I further inlined the ReadInt32, etc. calls, and I ended up with this code:

using (var br = new FastBinaryReader(new FileStream(cacheFilePath, FileMode.Open, FileAccess.Read, FileShare.Read, 0x10000, FileOptions.SequentialScan)))

  while (br.BaseStream.Position < br.BaseStream.Length)
  {
      var doc = DocumentData.Deserialize(br);
      docData[doc.InternalId] = doc;
  }
}

   public static DocumentData Deserialize(FastBinaryReader reader)
   {
       byte[] buffer = new byte[4 + 4 + 8 + 4 + 4 + 1 + 4];
       reader.BaseStream.Read(buffer, 0, buffer.Length);

       DocumentData data = new DocumentData();
       fixed (byte* numRef = &(buffer[0]))
       {
           data.InternalId = *((int*)&(numRef[0]));
           data.b = *((int*)&(numRef[4]));
           data.c = *((long*)&(numRef[8]));
           data.d = *((float*)&(numRef[16]));
           data.e = *((float*)&(numRef[20]));
           data.f = numRef[24];
           data.g = *((int*)&(numRef[25]));
       }
       return data;
   }

Any further ideas on how to make this even faster? I was thinking maybe I could use marshalling to map the entire file straight into memory on top of some custom structure, since the data is linear, fixed size and sequential.

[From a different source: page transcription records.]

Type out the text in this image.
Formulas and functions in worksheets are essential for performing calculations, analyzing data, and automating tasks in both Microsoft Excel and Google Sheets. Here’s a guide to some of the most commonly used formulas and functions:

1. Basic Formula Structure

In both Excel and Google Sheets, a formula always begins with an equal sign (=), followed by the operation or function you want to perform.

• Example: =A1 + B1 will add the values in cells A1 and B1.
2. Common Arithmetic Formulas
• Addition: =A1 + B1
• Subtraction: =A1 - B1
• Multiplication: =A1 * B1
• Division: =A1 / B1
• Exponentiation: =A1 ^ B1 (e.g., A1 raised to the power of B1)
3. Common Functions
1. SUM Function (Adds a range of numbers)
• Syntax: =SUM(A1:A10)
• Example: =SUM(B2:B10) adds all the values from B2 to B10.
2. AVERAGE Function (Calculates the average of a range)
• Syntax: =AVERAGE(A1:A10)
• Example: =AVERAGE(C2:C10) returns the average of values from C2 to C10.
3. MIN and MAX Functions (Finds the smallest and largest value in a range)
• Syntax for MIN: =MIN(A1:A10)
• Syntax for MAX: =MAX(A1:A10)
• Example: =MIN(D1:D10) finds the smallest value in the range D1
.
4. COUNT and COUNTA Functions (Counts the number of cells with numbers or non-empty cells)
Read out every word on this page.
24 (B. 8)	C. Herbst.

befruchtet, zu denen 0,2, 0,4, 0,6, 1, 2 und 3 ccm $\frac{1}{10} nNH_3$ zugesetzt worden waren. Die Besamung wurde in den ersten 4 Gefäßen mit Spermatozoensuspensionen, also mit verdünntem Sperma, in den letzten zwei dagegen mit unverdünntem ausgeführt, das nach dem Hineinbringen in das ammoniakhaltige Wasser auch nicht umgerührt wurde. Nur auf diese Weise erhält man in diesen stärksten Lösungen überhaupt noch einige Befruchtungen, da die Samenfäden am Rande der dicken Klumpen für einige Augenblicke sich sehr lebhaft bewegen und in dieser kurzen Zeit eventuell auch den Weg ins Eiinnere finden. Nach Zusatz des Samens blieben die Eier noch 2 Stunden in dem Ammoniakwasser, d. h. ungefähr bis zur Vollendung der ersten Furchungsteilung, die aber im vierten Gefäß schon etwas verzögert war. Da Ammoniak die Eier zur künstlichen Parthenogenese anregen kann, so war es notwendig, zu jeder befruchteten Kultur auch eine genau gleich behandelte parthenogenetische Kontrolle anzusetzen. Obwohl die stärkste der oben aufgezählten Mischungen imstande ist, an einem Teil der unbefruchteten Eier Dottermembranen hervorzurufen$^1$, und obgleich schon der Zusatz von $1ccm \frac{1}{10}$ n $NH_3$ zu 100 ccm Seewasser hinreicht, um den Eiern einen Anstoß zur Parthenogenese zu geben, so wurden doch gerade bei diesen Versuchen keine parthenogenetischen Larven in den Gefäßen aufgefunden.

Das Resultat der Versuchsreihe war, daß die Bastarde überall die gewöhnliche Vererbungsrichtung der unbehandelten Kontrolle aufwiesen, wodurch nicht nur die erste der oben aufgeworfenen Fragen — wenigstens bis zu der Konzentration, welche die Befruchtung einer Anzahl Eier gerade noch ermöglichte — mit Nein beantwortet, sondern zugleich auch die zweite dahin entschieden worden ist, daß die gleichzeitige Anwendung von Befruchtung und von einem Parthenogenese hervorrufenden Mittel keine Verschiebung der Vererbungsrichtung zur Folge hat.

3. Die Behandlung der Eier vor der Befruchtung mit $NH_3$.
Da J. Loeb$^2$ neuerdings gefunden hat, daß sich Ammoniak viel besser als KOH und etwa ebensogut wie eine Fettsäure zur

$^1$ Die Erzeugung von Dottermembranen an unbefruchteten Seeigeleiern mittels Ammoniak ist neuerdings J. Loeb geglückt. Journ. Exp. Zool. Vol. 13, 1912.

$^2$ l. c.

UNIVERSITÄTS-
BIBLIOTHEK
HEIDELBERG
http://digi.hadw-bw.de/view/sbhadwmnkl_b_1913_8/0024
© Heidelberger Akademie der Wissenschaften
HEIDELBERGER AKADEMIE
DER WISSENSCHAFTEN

SOLVED: I came to the conclusion that FileStream's buffering/BufferedStream are flawed. Please see the accepted answer and my own answer (with the solution) below.

Answer

danp60 picture danp60 · Apr 27, 2012

I ran into a similar performance issue with BinaryReader/FileStream, and after profiling, I discovered that the problem isn't with FileStream buffering, but instead with this line:

while (br.BaseStream.Position < br.BaseStream.Length) {

Specifically, the property br.BaseStream.Length on a FileStream makes a (relatively) slow system call to get the file size on each loop. After changing the code to this:

long length = br.BaseStream.Length;
while (br.BaseStream.Position < length) {

and using an appropriate buffer size for the FileStream, I achieved similar performance to the MemoryStream example.